Likely related: https://github.com/apache/arrow/issues/38565

kou commented 1 month ago

This will avoid the crash but it seems that it may still use wrong authenticate handler.

jcferretti commented 1 month ago

This will avoid the crash but it seems that it may still use wrong authenticate handler.

By "this" I assume you mean the suggestion I made in the linked issue to change SetToken to take a shared_ptr argument by value instead of a raw pointer.

it may still use wrong authenticate handler.

In what my team is trying to do there is no "wrong" authentication handler. One thread is trying to use the currently registered handler, and another thread is trying to change that handler to a new one, which may or may not use the same authentication token. If the old handler is used, that will use a valid token. If the new handler is used, that will use a valid token (which may or may not be a different authentication token; our server rotates authentication tokens after a period of time, and keeps the old one valid for a while after it has been rotated, because there is no way to prevent several RPCs in flight from different threads from racing with each other, unless the client stopped sending RPCs altogether before trying to get a new token, which it doesn't in our case).

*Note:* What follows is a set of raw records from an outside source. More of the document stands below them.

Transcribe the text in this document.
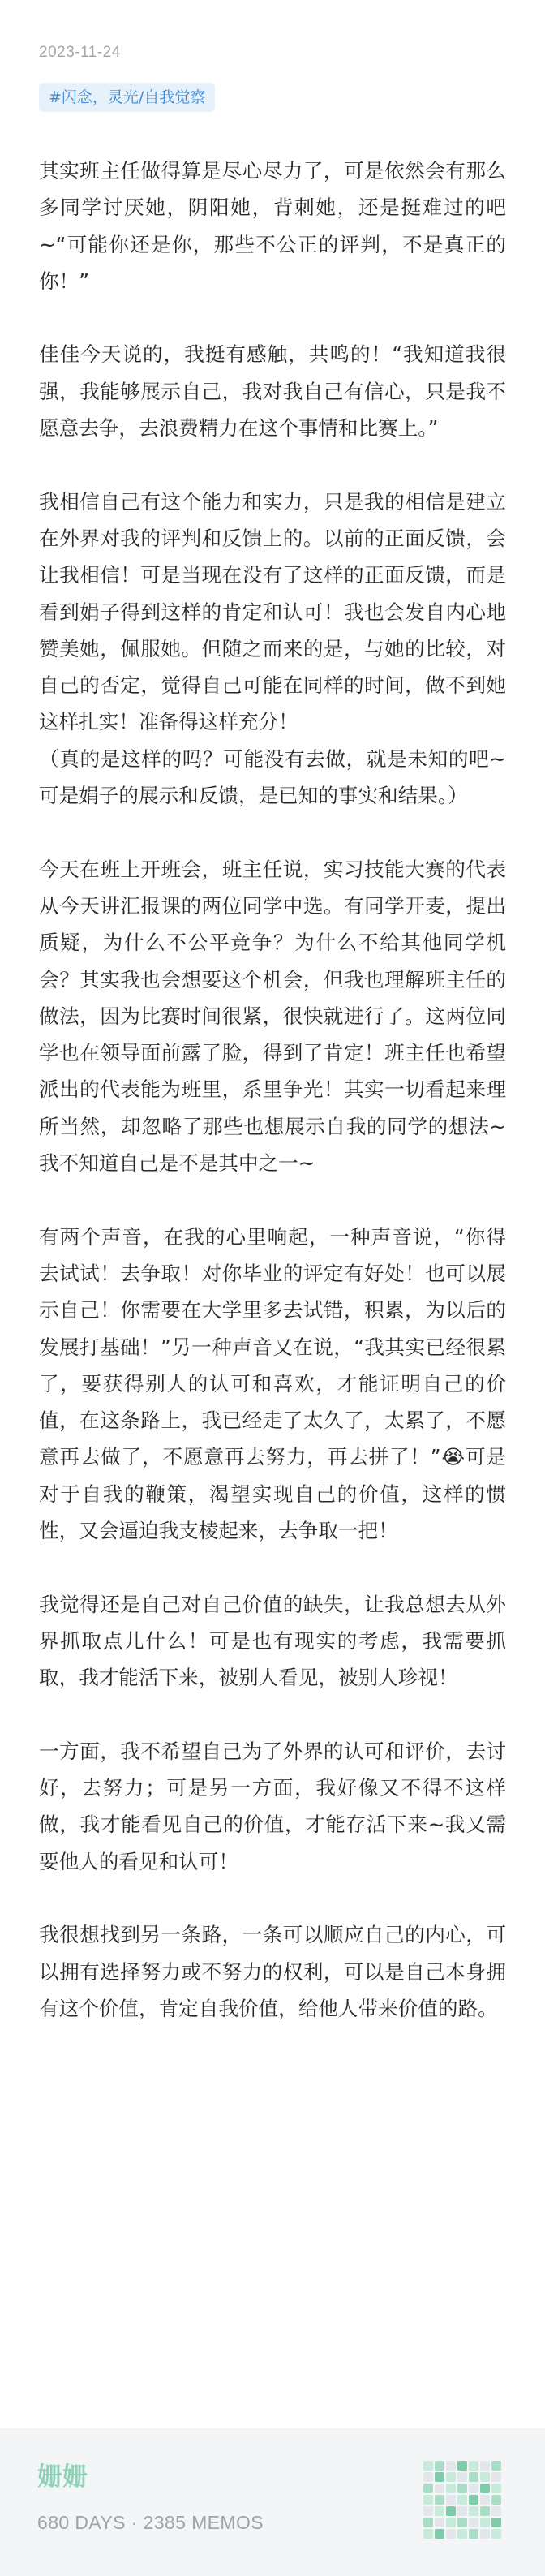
2023-11-24
#闪念，灵光/自我觉察

其实班主任做得算是尽心尽力了，可是依然会有那么多同学讨厌她，阴阳她，背刺她，还是挺难过的吧~“可能你还是你，那些不公正的评判，不是真正的你！”

佳佳今天说的，我挺有感触，共鸣的！“我知道我很强，我能够展示自己，我对我自己有信心，只是我不愿意去争，去浪费精力在这个事情和比赛上。”

我相信自己有这个能力和实力，只是我的相信是建立在外界对我的评判和反馈上的。以前的正面反馈，会让我相信！可是当现在没有了这样的正面反馈，而是看到娟子得到这样的肯定和认可！我也会发自内心地赞美她，佩服她。但随之而来的是，与她的比较，对自己的否定，觉得自己可能在同样的时间，做不到她这样扎实！准备得这样充分！

（真的是这样的吗？可能没有去做，就是未知的吧~可是娟子的展示和反馈，是已知的事实和结果。）

今天在班上开班会，班主任说，实习技能大赛的代表从今天讲汇报课的两位同学中选。有同学开麦，提出质疑，为什么不公平竞争？为什么不给其他同学机会？其实我也会想要这个机会，但我也理解班主任的做法，因为比赛时间很紧，很快就进行了。这两位同学也在领导面前露了脸，得到了肯定！班主任也希望派出的代表能为班里，系里争光！其实一切看起来理所当然，却忽略了那些也想展示自我的同学的想法~我不知道自己是不是其中之一~

有两个声音，在我的心里响起，一种声音说，“你得去试试！去争取！对你毕业的评定有好处！也可以展示自己！你需要在大学里多去试错，积累，为以后的发展打基础！”另一种声音又在说，“我其实已经很累了，要获得别人的认可和喜欢，才能证明自己的价值，在这条路上，我已经走了太久了，太累了，不愿意再去做了，不愿意再去努力，再去拼了！”😭可是对于自我的鞭策，渴望实现自己的价值，这样的惯性，又会逼迫我支棱起来，去争取一把！

我觉得还是自己对自己价值的缺失，让我总想去从外界抓取点儿什么！可是也有现实的考虑，我需要抓取，我才能活下来，被别人看见，被别人珍视！

一方面，我不希望自己为了外界的认可和评价，去讨好，去努力；可是另一方面，我好像又不得不这样做，我才能看见自己的价值，才能存活下来~我又需要他人的看见和认可！

我很想找到另一条路，一条可以顺应自己的内心，可以拥有选择努力或不努力的权利，可以是自己本身拥有这个价值，肯定自我价值，给他人带来价值的路。

姗姗
680 DAYS · 2385 MEMOS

Independently of what my team is trying to do and more generally, if some threads are trying to use the flight client to do operations like DoPut and DoGet, and another thread is changing the authentication handler, there is no way to guarantee an ordering unless the user themselves do some kind of order protection between those threads. What I am trying to elaborate here is that the idea that there is a "right" authentication handler only makes sense if a particular DoGet or DoPut or any other flight operation was done in a context with an expectation on what handler would be used; for that expectation to hold, a user would have to do their own synchronization to ensure that desired ordering, eg, stop doing DoGets or DoPuts or any other operations, change the handler, and then resume. As far as I can tell, there is nothing the flight client itself can, or should do. What I think the flight client can do is to ensure a pointer that was already deleted is not used; since things running from multiple threads can happen in any ordering, if one thread is changing the authentication handler and another is calling DoPut, the thread calling DoPut can't have an expectation on whether the old handler or the new handler will be used. What it can have is an expectation that either of those will be used correctly (as opposed to crashing).

kou commented 1 month ago

By "this" I assume you mean the suggestion I made in the linked issue to change SetToken to take a shared_ptr argument by value instead of a raw pointer.

Right.

our server rotates authentication tokens after a period of time, and keeps the old one valid for a while after it has been rotated

If a server does it and a client is used only for one user, it doesn't use wrong authentication as you said.

But, in general, FlightClient can't assume them. For example, a client may be shared with multiple users.

I don't object this approach because it's better than crashing. Could you open a PR?

But I think that we still need to update our documentation even with this change: https://github.com/apache/arrow/issues/38565#issuecomment-1800131268

jcferretti commented 1 month ago

I don't object this approach because it's better than crashing. Could you open a PR?

Thanks. Done: https://github.com/apache/arrow/pull/41927